Representative Cases for Cyber Liability Litigation and Counseling

The hacking into data systems and the misuse of data, including by the rerouting and theft of funds, has unfortunately become commonplace.  Our cyber practice stands ready to assist clients in reducing the risk of data breaches and responding to breaches if they occur.

One focus of the practice is on the obligations imposed on law firms to secure the confidential information of their clients.  Like financial service companies, law firms routinely store highly confidential information on their computer systems, making them a favored target for hackers.  It has been reported that approximately one in four law firms has experienced a breach due to a hacker, website attack, or lost/stolen computer or smartphone.   The FCC has noted that, while larger companies are taking steps to secure their systems, smaller businesses have become easier targets for cyber criminals. Indeed, virtually every company is at risk of a cyber attack.

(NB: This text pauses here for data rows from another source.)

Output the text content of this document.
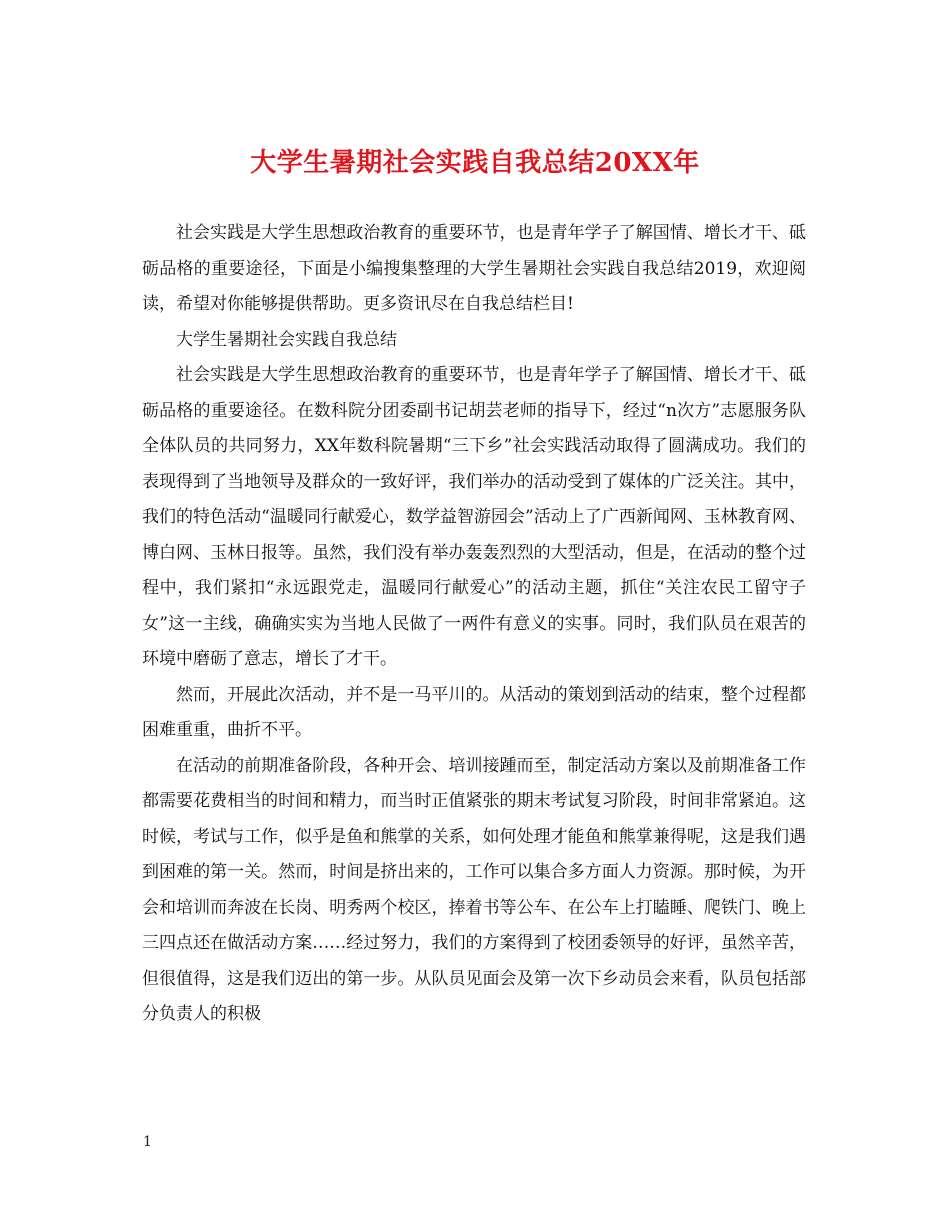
大学生暑期社会实践自我总结20XX年

社会实践是大学生思想政治教育的重要环节，也是青年学子了解国情、增长才干、砥砺品格的重要途径，下面是小编搜集整理的大学生暑期社会实践自我总结2019，欢迎阅读，希望对你能够提供帮助。更多资讯尽在自我总结栏目!

大学生暑期社会实践自我总结

社会实践是大学生思想政治教育的重要环节，也是青年学子了解国情、增长才干、砥砺品格的重要途径。在数科院分团委副书记胡芸老师的指导下，经过“n次方”志愿服务队全体队员的共同努力，XX年数科院暑期“三下乡”社会实践活动取得了圆满成功。我们的表现得到了当地领导及群众的一致好评，我们举办的活动受到了媒体的广泛关注。其中，我们的特色活动“温暖同行献爱心，数学益智游园会”活动上了广西新闻网、玉林教育网、博白网、玉林日报等。虽然，我们没有举办轰轰烈烈的大型活动，但是，在活动的整个过程中，我们紧扣“永远跟党走，温暖同行献爱心”的活动主题，抓住“关注农民工留守子女”这一主线，确确实实为当地人民做了一两件有意义的实事。同时，我们队员在艰苦的环境中磨砺了意志，增长了才干。

然而，开展此次活动，并不是一马平川的。从活动的策划到活动的结束，整个过程都困难重重，曲折不平。

在活动的前期准备阶段，各种开会、培训接踵而至，制定活动方案以及前期准备工作都需要花费相当的时间和精力，而当时正值紧张的期末考试复习阶段，时间非常紧迫。这时候，考试与工作，似乎是鱼和熊掌的关系，如何处理才能鱼和熊掌兼得呢，这是我们遇到困难的第一关。然而，时间是挤出来的，工作可以集合多方面人力资源。那时候，为开会和培训而奔波在长岗、明秀两个校区，捧着书等公车、在公车上打瞌睡、爬铁门、晚上三四点还在做活动方案……经过努力，我们的方案得到了校团委领导的好评，虽然辛苦，但很值得，这是我们迈出的第一步。从队员见面会及第一次下乡动员会来看，队员包括部分负责人的积极

1
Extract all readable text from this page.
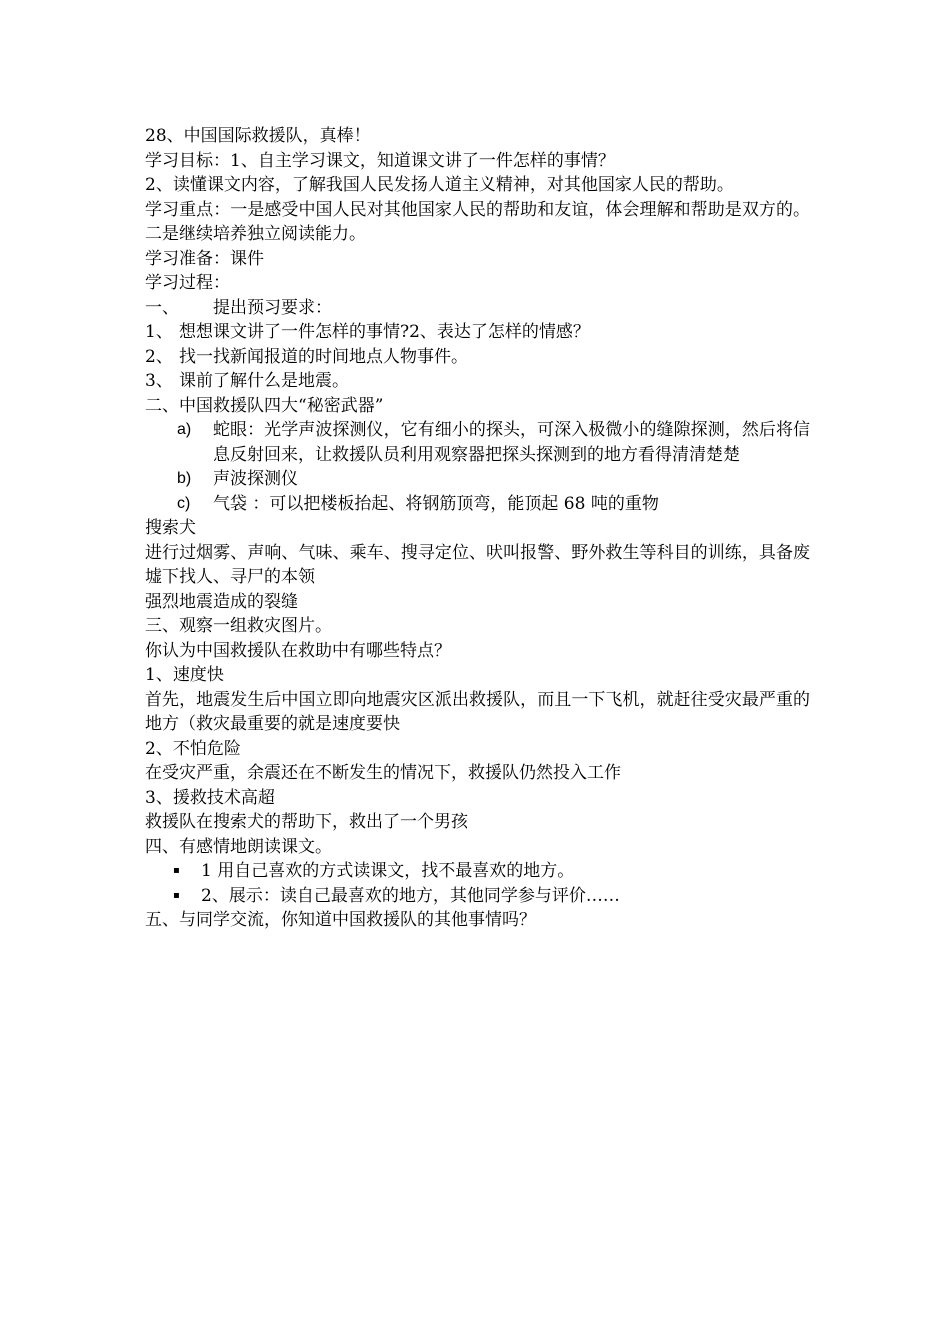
28、中国国际救援队，真棒！

学习目标：1、自主学习课文，知道课文讲了一件怎样的事情？

2、读懂课文内容，了解我国人民发扬人道主义精神，对其他国家人民的帮助。

学习重点：一是感受中国人民对其他国家人民的帮助和友谊，体会理解和帮助是双方的。二是继续培养独立阅读能力。

学习准备：课件

学习过程：

一、	提出预习要求：
1、 想想课文讲了一件怎样的事情?2、表达了怎样的情感？
2、 找一找新闻报道的时间地点人物事件。
3、 课前了解什么是地震。

二、中国救援队四大“秘密武器”

a)	蛇眼：光学声波探测仪，它有细小的探头，可深入极微小的缝隙探测，然后将信息反射回来，让救援队员利用观察器把探头探测到的地方看得清清楚楚
b)	声波探测仪
c)	气袋 ：可以把楼板抬起、将钢筋顶弯，能顶起 68 吨的重物

搜索犬

进行过烟雾、声响、气味、乘车、搜寻定位、吠叫报警、野外救生等科目的训练，具备废墟下找人、寻尸的本领

强烈地震造成的裂缝

三、观察一组救灾图片。

你认为中国救援队在救助中有哪些特点？

1、速度快

首先，地震发生后中国立即向地震灾区派出救援队，而且一下飞机，就赶往受灾最严重的地方（救灾最重要的就是速度要快

2、不怕危险

在受灾严重，余震还在不断发生的情况下，救援队仍然投入工作

3、援救技术高超

救援队在搜索犬的帮助下，救出了一个男孩

四、有感情地朗读课文。

▪	1 用自己喜欢的方式读课文，找不最喜欢的地方。
▪	2、展示：读自己最喜欢的地方，其他同学参与评价……

五、与同学交流，你知道中国救援队的其他事情吗？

To date, there is only limited statutory, regulatory or case law addressing the obligations of attorneys and other professionals to prevent cyber hacking.   Many jurisdictions require that attorneys and other professionals make reasonable efforts to ensure the confidentiality of client information by implementing safeguards to prevent access or disclosure to unauthorized third parties.  Some, like Pennsylvania, provide a “safe harbor” for covered entities that promulgate a cybersecurity policy covering a range of issues, including information security, data governance and classification, asset inventory and device management, access controls and identity management, business continuity and disaster recovery planning and resources, systems and network security and monitoring, and incident response.

In the wake of increasingly more frequent and severe cyber incidents, regulators have responded to address these heightened risks. For example the SEC’s Division of Corporation Finance has issued guidance on cybersecurity disclosures under the federal securities laws and has advised that companies “should review, on an ongoing basis, the adequacy of their disclosure relating to cybersecurity risks and cyber incidents” and that appropriate disclosures may include, among other things, a “[d]escription of relevant insurance coverage.”  Amid increased exposure to such risks, companies need assistance in handling security breaches and preventing future cybersecurity threats.

We can help clients navigate through the “layers” of protection that any business can implement in order to better protect against hackers.  Some of the safeguards include installing (additional) anti-virus/anti-malware software on computer systems, encrypting communications that are sent internally and externally, backing up data to servers inaccessible to the public and/or employees, and maintaining unique usernames/passwords.  Although implementing several layers of protection can make it difficult for hackers to breach a computer system, none of these precautionary steps can guarantee that hackers will not access confidential information.  Nevertheless, such protective measures may defeat a claim by a cyber victim.

We help clients navigate the emerging legal landscape.  From helping them to assess network/data security and insurance coverage prior to an attack to dealing with the aftermath of an attack, our cyber team stands ready to assist clients with all aspects of addressing and mitigating cyber risks. Our capabilities include reducing the risk of attacks, responding to attacks, defending actions brought by cyber victims, and helping clients to mitigate risk and loss through insurance.